Britain will take a stake of up to 75 percent in Lloyds Banking Group
Lloyds and the UK government reached a broad agreement on the deal late in the day after a week of intense talks, the person said.
The deal could see the government's voting stake in Lloyds rise to about 60 percent from 43 percent, the person said, adding the government's economic interest could rise as high as 75 percent under the deal.
Both Lloyds and the Treasury declined to comment.
Confirmation of the deal is expected to be released on Saturday, the source said.
Lloyds would follow Royal Bank of Scotland
Lloyds has been locked in talks with the Treasury for more than a week. A delay to the deal raised concerns the talks had run into trouble, with the bank's executives keen to prevent the government taking a majority stake.
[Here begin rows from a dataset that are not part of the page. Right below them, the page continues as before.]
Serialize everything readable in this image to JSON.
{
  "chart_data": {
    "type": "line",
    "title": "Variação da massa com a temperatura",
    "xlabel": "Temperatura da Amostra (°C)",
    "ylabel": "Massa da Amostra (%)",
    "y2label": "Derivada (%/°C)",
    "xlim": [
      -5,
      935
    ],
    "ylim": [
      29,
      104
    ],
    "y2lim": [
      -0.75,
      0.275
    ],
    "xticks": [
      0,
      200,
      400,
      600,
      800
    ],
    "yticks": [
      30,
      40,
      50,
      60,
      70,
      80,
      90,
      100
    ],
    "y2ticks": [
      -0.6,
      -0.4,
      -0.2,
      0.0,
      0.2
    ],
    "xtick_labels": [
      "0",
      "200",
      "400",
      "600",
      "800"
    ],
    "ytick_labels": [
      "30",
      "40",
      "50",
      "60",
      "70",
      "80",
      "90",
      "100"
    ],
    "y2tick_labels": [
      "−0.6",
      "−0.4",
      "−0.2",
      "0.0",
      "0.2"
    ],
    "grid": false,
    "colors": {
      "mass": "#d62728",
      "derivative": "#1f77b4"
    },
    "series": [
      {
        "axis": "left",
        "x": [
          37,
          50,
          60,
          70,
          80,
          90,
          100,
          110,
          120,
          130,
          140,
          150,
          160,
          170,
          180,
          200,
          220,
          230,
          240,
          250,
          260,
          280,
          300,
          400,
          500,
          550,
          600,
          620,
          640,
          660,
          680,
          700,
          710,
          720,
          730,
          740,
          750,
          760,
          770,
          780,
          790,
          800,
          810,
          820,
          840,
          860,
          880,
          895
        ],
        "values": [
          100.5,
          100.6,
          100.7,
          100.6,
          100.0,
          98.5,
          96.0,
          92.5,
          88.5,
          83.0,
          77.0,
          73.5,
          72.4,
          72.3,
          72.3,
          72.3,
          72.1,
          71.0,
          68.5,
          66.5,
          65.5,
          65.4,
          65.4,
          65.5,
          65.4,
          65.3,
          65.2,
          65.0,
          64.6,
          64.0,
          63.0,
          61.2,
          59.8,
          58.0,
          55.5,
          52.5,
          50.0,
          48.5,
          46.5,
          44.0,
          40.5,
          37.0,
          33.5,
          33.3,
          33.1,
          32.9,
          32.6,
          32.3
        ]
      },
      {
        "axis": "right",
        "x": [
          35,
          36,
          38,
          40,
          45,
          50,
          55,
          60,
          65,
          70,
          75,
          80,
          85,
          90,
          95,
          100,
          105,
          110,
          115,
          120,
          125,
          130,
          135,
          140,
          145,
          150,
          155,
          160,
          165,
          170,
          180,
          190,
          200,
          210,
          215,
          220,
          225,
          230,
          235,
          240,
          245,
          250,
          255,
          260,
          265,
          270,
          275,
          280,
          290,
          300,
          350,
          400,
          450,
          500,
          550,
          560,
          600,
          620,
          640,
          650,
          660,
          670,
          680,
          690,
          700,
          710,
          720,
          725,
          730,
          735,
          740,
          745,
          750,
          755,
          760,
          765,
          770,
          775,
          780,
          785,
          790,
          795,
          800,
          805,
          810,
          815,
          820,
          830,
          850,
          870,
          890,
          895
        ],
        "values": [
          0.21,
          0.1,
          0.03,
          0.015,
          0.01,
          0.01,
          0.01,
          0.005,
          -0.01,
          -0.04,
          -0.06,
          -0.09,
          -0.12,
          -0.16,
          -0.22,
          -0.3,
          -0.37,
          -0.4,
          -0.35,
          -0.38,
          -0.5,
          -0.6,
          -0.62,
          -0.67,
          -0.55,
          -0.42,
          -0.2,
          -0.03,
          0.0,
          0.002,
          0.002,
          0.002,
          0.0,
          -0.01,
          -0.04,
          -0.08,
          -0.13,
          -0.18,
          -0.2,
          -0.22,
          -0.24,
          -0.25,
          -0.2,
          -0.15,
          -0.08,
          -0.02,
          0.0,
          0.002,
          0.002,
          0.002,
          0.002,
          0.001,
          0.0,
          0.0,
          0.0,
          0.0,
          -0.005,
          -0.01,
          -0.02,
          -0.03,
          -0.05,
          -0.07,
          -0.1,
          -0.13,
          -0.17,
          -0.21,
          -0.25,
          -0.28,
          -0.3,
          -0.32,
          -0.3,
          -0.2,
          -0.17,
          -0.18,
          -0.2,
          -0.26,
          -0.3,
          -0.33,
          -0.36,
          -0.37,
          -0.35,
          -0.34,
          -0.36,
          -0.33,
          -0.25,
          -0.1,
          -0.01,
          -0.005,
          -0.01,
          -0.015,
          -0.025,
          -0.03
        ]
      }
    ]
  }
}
Lloyds' problems stem from its takeover of HBOS in January, which exposed the traditionally conservative Lloyds TSB to billions of losses from bad corporate loans, rising defaults on home loans and losses on toxic assets. HBOS made a 10.8 billion pound loss in 2008.
Banks will pay the government a fee for insuring the assets, and also take the first loss on the assets. For RBS, the first loss, the fee and the loss of tax benefits amounted to about 10 percent of the value of the assets.
The Wall Street Journal website said Lloyds will try to raise money from its existing shareholders with a share offer, but if they fail to take up the offer the UK will step in to buy the shares.
The government's stake will rise to 75 percent if new B shares are converted into ordinary shares at a later date, the person familiar with the matter told Reuters.
Banks using the asset plan also have to agree to increase lending to small businesses and home owners, probably for the next two years.
Analysts had expected Lloyds to put about 250 billion pounds of its riskiest assets in the insurance scheme.
The government has insured 325 billion pounds of assets owned by RBS, which could lift the state's 70 percent stake up to as much as 95 percent.